Qui l’eût cru ? Alors que les goûts deviennent plus « féminins » par leur fruité et leur sucrosité, la communication qui accompagne cette direction ne cesse de s’approcher d’une ligne éditoriale de presse féminine délivrant des « modes d’emploi » didactiques de consommation. En témoigne tous les « conseils pour déguster un apéritif » listés en neufs étapes par 51 Rosé, ces nouveaux alcools s’inscrivent totalement dans la tendance de recherche d’expérience avant tout. Ce qui semble être consommé dès lors, c’est la proposition d’un « instant » avec ses codes et ses « protocoles » plus ou moins élaborés. Un mode de communication particulièrement appétant pour la cible féminine dont l’univers serait a priori beaucoup plus onirique et enclin à aimer le récit, l’imaginaire.

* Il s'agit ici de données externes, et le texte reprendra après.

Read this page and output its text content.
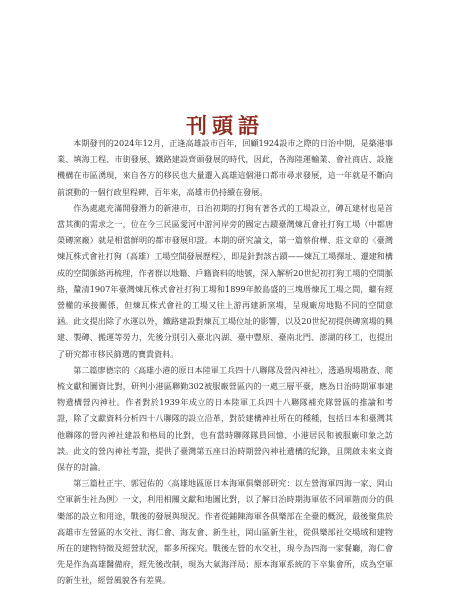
刊頭語

本期發刊的2024年12月，正逢高雄設市百年，回顧1924設市之際的日治中期，是築港事業、填海工程、市街發展、鐵路建設齊頭發展的時代，因此，各海陸運輸業、會社商店、設施機構在市區湧現，來自各方的移民也大量遷入高雄這個港口都市尋求發展，這一年就是不斷向前滾動的一個行政里程碑，百年來，高雄市仍持續在發展。

作為處處充滿開發潛力的新港市，日治初期的打狗有著各式的工場設立，磚瓦建材也是首當其衝的需求之一，位在今三民區愛河中游河岸旁的國定古蹟臺灣煉瓦會社打狗工場（中都唐榮磚窯廠）就是相當鮮明的都市發展印證。本期的研究論文，第一篇蔡佾樺、莊文章的〈臺灣煉瓦株式會社打狗（高雄）工場空間發展歷程〉，即是針對該古蹟——煉瓦工場擇址、遷建和構成的空間脈絡再梳理，作者群以地籍、戶籍資料的地號，深入解析20世紀初打狗工場的空間脈絡，釐清1907年臺灣煉瓦株式會社打狗工場和1899年鮫島盛的三塊厝煉瓦工場之間，繼有經營權的承接關係，但煉瓦株式會社的工場又往上游再建新窯場，呈現廠房地點不同的空間意涵。此文提出除了水運以外，鐵路建設對煉瓦工場位址的影響，以及20世紀初提供磚窯場的興建、製磚、搬運等勞力，先後分別引入臺北內湖、臺中豐原、臺南北門、澎湖的移工，也提出了研究都市移民篩選的寶貴資料。

第二篇廖德宗的〈高雄小港的原日本陸軍工兵四十八聯隊及營內神社〉，透過現場勘查、爬梳文獻和圖資比對，研判小港區聯勤302被服廠營區內的一處三層平臺，應為日治時期軍事建物遺構營內神社。作者對於1939年成立的日本陸軍工兵四十八聯隊補充隊營區的推論和考證，除了文獻資料分析四十八聯隊的設立沿革，對於建構神社所在的種種，包括日本和臺灣其他聯隊的營內神社建設和格局的比對，也有當時聯隊隊員回憶、小港居民和被服廠印象之訪談。此文的營內神社考證，提供了臺灣第五座日治時期營內神社遺構的紀錄，且開啟未來文資保存的討論。

第三篇杜正宇、郭冠佑的〈高雄地區原日本海軍俱樂部研究：以左營海軍四海一家、岡山空軍新生社為例〉一文，利用相關文獻和地圖比對，以了解日治時期海軍依不同軍階而分的俱樂部的設立和用途，戰後的發展與現況。作者從鋪陳海軍各俱樂部在全臺的概況，最後聚焦於高雄市左營區的水交社、海仁會、海友會、新生社，岡山區新生社，從俱樂部社交場域和建物所在的建物特徵及經營狀況，都多所探究。戰後左營的水交社，現今為四海一家餐廳，海仁會先是作為高雄醫備府，經先後改制，現為大氣海洋局；原本海軍系統的下卒集會所，成為空軍的新生社，經營風貌各有差異。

Des codes hors des sentiers battus pour une promesse d’expérience de consommation inédite
On dégusterait ainsi un rosé pamplemousse comme on consomme un magazine ? Les femmes ne seraient-elles que des consommatrices frivoles sensibles à une jolie étiquette ? La réalité n’est évidemment ni aussi simple ni (heureusement) aussi misogyne –pour en débattre, je vous recommande chaudement l’interview de Sandrine Goeyvaerts par Antonin Iommi-Amunategui « Vin de femmes ? Mes couilles, oui ! ». Prenons plutôt le parti optimiste (et féministe ?) de dire que les femmes, plus enclines à apprécier l’esthétique apportée à la communication des vins & spiritueux, sont, tout au plus, davantage sensible à la modernité ! Les alcools cherchent alors l’agrément féminin en allant quérir des codes nouveaux hors de l’univers classique des spiritueux.
Petit état des lieux
Depuis quelques années, les bouteilles s’inspirent du bijou – comme le gin Pink 47 dont la bouteille aux allures de pierre précieuse démultiplie les reflets roses de son étiquette ; de la haute couture – en atteste l’édition limitée du champagne Piper-Heidsieck par Jean-Paul Gaultier ; du flacon de parfum – à l’instar de l’audacieuse fiole rose de la « sparkling » liqueur Nuvo qui évoque davantage le packaging de la fragrance « Very Irrésistible » de Givenchy que celle d’une liqueur plus classique. Jusqu’à se travestir en accessoire de mode à l’image du « Shopping Bag LE KIR® » de la maison Lejay Lagoute qui, lancé cette année, assume totalement et avec réussite son envie de séduire en priorité ces demoiselles par son « look glamour ». Ou comment valoriser sa cible en lui proposant un produit idéal tant en termes de contenu que de contenant, en tirant clairement les codes de la catégorie vers le haut.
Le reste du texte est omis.